A política brasileira atravessa um momento de ruptura institucional sem precedentes na história recente. A derrota de Jorge Messias, cujo nome foi barrado pelo Senado Federal para ocupar uma cadeira no Supremo Tribunal Federal (STF), não foi apenas um erro de cálculo do Governo. O episódio encerrou um ciclo de 132 anos em que todas as indicações presidenciais eram aprovadas quase por aclamação, acendendo um alerta vermelho na cúpula do Judiciário: a blindagem histórica da Corte está sob ameaça.
O “Fantasma” do Artigo 52
O cerne da preocupação dos ministros reside no Artigo 52 da Constituição Federal. O texto confere ao Senado a competência exclusiva para processar e julgar ministros do STF por crimes de responsabilidade.

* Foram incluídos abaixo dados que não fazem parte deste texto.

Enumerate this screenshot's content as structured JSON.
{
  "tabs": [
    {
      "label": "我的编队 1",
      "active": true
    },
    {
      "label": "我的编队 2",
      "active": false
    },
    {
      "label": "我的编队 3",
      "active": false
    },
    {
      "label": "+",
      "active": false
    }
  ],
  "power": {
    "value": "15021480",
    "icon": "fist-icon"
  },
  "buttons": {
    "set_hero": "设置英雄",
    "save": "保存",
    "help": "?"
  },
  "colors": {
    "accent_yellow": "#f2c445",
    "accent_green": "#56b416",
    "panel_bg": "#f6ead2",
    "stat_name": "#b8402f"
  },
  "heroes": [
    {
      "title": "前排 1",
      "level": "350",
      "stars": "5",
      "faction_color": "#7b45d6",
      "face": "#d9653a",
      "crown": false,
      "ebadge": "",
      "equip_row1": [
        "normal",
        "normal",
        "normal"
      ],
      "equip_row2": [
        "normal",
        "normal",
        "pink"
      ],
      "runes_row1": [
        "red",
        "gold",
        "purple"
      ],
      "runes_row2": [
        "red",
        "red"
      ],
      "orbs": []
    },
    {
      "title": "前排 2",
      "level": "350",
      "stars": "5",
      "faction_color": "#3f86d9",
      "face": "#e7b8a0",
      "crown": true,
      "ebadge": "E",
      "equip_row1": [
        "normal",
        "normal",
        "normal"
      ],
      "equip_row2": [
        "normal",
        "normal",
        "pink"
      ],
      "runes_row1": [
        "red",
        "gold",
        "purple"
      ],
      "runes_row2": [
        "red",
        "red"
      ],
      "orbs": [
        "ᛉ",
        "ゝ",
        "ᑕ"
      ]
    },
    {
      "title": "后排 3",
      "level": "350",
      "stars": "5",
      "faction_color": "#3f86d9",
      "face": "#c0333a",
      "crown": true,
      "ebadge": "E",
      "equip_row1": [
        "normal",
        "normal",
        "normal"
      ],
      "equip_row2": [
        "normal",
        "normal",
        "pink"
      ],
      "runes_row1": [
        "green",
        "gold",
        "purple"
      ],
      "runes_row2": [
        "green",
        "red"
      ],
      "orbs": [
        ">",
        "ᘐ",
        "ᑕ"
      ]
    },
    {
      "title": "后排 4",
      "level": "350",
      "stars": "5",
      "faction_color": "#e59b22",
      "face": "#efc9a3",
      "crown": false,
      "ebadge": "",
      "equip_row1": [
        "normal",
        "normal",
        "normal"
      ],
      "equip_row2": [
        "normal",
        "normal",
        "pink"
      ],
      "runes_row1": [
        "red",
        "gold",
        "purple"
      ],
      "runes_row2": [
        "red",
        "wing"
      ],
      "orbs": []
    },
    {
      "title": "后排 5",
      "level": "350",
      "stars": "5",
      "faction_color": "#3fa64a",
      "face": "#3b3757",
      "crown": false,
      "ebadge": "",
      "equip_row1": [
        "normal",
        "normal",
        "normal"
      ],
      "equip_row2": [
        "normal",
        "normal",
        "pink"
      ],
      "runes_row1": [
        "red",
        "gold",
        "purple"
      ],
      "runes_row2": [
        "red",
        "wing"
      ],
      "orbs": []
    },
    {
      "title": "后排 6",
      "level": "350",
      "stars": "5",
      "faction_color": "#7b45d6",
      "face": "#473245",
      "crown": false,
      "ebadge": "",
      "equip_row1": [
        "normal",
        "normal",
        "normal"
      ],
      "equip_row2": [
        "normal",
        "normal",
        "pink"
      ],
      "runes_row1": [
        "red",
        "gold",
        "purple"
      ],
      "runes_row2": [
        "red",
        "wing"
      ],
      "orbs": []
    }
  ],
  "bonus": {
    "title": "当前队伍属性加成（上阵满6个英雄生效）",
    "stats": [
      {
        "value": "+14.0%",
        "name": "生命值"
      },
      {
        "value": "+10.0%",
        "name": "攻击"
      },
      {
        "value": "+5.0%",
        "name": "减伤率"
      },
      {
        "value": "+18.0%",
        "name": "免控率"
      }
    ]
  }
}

Embora o termo pareça vago para muitos, ele abrange ações que atentem contra a Constituição, o livre exercício dos Poderes e a segurança interna do país.
Até então, o rito de impeachment de um magistrado era visto como uma “arma atômica”, algo que existe, mas que ninguém tem coragem de usar. No entanto, a rejeição de Messias provou que o Senado não apenas tem a disposição política para o embate, mas também possui um bloco de oposição coeso e estrategicamente articulado.
O Peso de 2026 e o Fator Flávio Bolsonaro
O termômetro dessa crise passa diretamente pelas urnas. A avaliação interna no STF é que o equilíbrio de forças pode pender definitivamente contra o tribunal a partir das eleições deste ano.
A eventual vitória de Flávio Bolsonaro (PL) na corrida presidencial é vista como o catalisador que faltava para uma ofensiva direta. Aliado a uma projeção de crescimento da bancada bolsonarista e conservadora no Senado, o número mágico de 54 votos (necessários para o afastamento definitivo de um ministro) deixa de ser uma utopia estatística para se tornar um risco real de curto prazo.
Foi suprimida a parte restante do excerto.